Lo primero que hizo fue escupirme todo el tequila de la risotada endiablada que soltó, y bien merecido, -¿quién me manda a mí a hablar de amor con el más pendejo del grupo?- en fin, luego de explicarle que el asunto era de real importancia, a él eso no pareció inmutarle demasiado y continuó hablando, por momentos queriendo cambiar del tema porqué la política del país y el fútbol y qué sé yo qué otra cosa habrá balbuceado, admito que fue egoísta buscar que me prestara la oreja y cuando fuera mi turno se me perdiera la mirada entre los pájaros que andaban en el patio e imaginarme que yo era uno y volaba hasta mi Verónica. Después de casi arrepentirme por buscar a Roberto para posteriormente cargarlo hasta su cama quise ir a una pequeña plaza, pero dudo mucho que la imagen de un hombre con la mirada perdida, oliendo a tequila y los habanos de Roberto sea la imagen que alguien quisiera ver donde juegan los niños así que volví a mi hotel.

Otra vez se repitió la rutina:
Pasillo
Ascensor
Pasillo
Pasillo
Nostalgia
Por la noche, esa noche, no fué tan larga, vi televisión, me duché, lloré un ratito con Juan Gabriel en el radio (típico) y me acosté, di un par de vueltas en la cama y por un par me refiero a que terminé tan envuelto en las sábanas que parecía que estaba en el estómago de una anaconda de seda, otra vez Morfeo había llegado tarde a nuestra cita como tantas otras veces que hasta llegué a odiarlo.

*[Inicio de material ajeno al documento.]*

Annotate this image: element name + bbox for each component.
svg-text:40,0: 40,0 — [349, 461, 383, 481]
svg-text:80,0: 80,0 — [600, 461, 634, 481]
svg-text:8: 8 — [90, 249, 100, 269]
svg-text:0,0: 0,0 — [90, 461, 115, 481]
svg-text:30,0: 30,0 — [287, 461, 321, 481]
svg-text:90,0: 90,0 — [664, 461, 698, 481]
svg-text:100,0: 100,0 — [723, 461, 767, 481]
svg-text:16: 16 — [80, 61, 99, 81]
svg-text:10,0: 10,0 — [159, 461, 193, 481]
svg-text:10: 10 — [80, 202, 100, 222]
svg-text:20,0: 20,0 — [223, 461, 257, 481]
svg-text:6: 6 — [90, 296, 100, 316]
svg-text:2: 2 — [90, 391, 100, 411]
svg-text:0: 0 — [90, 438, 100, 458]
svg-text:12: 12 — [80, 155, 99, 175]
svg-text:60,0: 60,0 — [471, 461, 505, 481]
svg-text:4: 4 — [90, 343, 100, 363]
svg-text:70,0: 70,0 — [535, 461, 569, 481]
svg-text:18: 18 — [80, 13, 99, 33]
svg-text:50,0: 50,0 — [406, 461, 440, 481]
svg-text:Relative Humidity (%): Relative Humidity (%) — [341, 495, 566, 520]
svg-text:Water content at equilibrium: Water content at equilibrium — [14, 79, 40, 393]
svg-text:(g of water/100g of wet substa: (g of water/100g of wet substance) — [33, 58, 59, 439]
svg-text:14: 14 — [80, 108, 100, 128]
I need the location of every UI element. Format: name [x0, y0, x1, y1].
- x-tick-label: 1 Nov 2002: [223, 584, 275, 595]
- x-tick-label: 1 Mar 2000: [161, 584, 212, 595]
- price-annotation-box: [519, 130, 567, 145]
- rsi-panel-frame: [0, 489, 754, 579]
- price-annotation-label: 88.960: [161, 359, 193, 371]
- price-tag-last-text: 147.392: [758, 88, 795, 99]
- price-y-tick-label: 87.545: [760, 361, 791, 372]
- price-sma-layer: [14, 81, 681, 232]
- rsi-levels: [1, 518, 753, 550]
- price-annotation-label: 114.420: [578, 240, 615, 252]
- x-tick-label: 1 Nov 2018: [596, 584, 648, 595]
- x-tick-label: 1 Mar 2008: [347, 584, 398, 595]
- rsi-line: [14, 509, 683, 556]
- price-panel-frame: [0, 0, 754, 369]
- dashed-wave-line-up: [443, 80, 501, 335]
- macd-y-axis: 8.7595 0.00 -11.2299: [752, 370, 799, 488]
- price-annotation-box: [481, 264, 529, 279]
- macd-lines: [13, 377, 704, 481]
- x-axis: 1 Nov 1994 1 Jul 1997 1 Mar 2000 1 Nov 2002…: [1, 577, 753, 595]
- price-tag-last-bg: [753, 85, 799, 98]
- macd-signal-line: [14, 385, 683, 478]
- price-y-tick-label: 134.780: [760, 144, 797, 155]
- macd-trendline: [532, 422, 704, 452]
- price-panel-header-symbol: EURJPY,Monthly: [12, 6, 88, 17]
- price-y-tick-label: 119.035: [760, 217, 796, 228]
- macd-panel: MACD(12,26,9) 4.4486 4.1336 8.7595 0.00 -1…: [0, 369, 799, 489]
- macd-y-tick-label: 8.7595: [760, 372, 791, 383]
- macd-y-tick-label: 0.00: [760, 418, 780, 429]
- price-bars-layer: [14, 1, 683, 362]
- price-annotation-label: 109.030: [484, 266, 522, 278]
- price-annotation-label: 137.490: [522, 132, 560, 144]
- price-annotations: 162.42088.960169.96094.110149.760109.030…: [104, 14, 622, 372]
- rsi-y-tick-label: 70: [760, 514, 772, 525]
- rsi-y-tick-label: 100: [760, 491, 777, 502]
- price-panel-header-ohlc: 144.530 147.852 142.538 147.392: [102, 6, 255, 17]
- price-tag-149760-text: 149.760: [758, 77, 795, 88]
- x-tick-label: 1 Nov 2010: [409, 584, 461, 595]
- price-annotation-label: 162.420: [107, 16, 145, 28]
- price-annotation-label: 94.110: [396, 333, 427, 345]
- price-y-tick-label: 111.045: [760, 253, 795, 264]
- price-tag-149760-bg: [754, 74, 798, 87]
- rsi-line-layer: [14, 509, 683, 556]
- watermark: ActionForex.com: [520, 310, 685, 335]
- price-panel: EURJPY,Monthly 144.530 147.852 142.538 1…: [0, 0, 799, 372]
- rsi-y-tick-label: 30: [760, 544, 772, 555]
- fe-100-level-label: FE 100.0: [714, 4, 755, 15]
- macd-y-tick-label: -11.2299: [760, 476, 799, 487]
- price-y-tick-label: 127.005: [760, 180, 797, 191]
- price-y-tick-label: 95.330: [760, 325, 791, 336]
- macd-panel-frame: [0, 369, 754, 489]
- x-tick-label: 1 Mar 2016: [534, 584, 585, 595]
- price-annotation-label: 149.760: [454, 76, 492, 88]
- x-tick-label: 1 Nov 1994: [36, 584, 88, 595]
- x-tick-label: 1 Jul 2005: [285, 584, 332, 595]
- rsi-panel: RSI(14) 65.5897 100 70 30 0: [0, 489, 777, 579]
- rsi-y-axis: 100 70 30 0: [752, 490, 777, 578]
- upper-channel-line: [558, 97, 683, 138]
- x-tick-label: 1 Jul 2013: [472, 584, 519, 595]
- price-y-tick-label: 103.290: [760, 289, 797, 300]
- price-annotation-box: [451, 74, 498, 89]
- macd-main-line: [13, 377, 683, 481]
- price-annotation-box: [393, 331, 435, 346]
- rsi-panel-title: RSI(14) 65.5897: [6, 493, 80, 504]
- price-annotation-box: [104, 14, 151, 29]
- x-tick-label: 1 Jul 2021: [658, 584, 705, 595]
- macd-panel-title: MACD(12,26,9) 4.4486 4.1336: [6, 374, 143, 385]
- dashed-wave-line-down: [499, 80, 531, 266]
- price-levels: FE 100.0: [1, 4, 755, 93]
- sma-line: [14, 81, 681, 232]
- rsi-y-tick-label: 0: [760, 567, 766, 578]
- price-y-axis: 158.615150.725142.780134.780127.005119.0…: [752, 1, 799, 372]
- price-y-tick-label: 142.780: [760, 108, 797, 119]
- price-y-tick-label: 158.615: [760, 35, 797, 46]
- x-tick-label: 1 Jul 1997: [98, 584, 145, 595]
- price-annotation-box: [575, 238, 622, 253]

Pero una noche casi agradecí que él no fuera, fue de esas noches que el silencio cubre la ciudad casi como un luto, entonces llamaron a la puerta y lo reconocí, pude reconocer esos nudillos frágiles a través del roble de la puerta, ¡y cómo no reconocerlos si venía hace varios insomnios reproduciendo esos golpes y esas corridas por los pasillos! Lo sabía, era ella, ahí estaba mi Verónica que antes que nada me dijo que venía por su arete, su madre se lo había obsequiado y fue casi la única explicación que me dio.

¿Qué importaba ahora las preguntas, las respuestas, los insomnios, las plegarias? Ahí estaba ella, claro, que ésta vez mucho mas disimulada (o más bien muy distante de su divina desnudez); con decir que apenas podía verle los tobillos (me alcanzaba para imaginar su firme pantorrilla hasta sus glúteos), el cabello bien atado por detrás y hacia el frente cubriendo media cara, cuando quise invitarla a pasar ya estábamos dentro y me dijo -no tenemos mucho tiempo -se me abalanzó entonces con un beso casi mortal de esos que si no te muerden el labio inferior acaban por morderte el corazón para quedarse allí prendido para siempre y entonces… Desperté a solas con mi suerte que no es mucha.